Unlike indigenous traditions, where creation often stemmed from communal participation and ancestry, American intellectual property law preferred the signature of one identifiable author. The collective creativity of folklore, craft, and ritual songs had no clear place. During the 19th century, scholars and collectors would claim to 'preserve' folk traditions by recording them, often forgetting that the community itself was the creative owner. By the 20th century, this heritage logic persisted—folklore was seen as public domain, a treasure available to all, rather than something deserving of protection for its source communities.
This historical foundation shapes everything that comes after. It reveals how the ideals of liberty and property intertwined to privilege individual authorship over collective culture. And while this approach encouraged boundless innovation, it also opened doors to exploitation—allowing dominant groups to adopt, market, and profit from cultures without acknowledgment. Understanding this lineage is essential because law does not emerge in a vacuum; it carries the moral assumptions of centuries. In America’s case, those assumptions have historically undervalued community-based creativity.

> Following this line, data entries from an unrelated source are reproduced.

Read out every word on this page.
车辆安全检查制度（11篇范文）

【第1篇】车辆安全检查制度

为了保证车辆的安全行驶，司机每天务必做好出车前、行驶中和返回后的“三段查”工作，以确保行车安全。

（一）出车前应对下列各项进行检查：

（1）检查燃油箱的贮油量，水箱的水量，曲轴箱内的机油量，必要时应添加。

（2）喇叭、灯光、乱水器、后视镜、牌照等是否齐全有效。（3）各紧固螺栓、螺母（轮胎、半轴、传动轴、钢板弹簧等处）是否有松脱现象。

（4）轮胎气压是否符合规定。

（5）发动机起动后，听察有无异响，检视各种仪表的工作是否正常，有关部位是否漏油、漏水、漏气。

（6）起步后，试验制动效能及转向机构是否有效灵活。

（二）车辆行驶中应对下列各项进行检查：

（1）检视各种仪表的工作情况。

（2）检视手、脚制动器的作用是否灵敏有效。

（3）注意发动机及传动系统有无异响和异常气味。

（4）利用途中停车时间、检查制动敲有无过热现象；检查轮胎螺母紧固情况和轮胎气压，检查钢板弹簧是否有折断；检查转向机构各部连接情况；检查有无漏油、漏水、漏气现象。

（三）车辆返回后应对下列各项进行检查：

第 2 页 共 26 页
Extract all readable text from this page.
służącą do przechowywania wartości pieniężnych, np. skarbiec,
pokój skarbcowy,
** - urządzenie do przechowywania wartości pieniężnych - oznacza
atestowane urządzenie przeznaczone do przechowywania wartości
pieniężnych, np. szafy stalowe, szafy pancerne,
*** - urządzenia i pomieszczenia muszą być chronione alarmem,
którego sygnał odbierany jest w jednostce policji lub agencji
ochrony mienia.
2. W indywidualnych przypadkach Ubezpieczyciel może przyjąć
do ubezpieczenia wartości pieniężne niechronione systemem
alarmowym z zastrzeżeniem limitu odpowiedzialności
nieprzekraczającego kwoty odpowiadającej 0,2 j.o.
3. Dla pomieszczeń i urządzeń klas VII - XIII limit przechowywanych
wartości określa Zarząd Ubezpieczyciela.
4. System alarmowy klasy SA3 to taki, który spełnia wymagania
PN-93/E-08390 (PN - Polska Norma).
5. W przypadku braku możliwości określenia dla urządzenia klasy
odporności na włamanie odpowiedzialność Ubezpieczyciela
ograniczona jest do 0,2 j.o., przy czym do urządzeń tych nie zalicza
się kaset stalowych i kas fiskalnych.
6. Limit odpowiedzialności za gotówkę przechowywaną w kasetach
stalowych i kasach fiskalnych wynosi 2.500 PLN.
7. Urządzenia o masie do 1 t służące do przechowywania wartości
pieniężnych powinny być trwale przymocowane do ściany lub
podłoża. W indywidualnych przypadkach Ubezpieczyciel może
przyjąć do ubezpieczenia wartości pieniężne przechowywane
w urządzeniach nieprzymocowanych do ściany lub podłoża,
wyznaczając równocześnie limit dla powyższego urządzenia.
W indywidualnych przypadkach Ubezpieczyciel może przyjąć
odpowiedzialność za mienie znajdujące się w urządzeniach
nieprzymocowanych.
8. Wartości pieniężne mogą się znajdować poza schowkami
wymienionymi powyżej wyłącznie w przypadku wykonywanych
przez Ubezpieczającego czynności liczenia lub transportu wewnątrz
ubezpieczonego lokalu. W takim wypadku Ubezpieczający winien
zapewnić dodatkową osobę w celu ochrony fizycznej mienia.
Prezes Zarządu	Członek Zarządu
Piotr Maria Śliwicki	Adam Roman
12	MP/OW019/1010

Our trip through the legal landscape begins with the core framework of American intellectual property: copyright, trademark, and patent law. Each of these systems serves a different purpose. Copyright protects expression, trademark guards identity and reputation, and patent defends innovation. Yet each one operates primarily around individual ownership and expression—a logic that often clashes with how culture actually works.
For example, copyright law demands originality and fixation—meaning a work must be uniquely expressed and recorded to be protected. Traditional songs, dances, and designs, passed orally or visually across generations, rarely meet those criteria. Trademark law, though crucial for brands, only incidentally protects cultural symbols when attached to commercial use. Patent law, intended for technological innovation, barely touches creative expression.
This triad of laws reflects how American imagination values innovation over inheritance. The community itself, unless incorporated or framed within private enterprise, usually falls outside the circle of protection. That is why cultural borrowing—from indigenous patterns to African-American musical forms—occurs largely unchecked. Legally speaking, appropriation often looks like freedom—until we confront its ethical dimensions.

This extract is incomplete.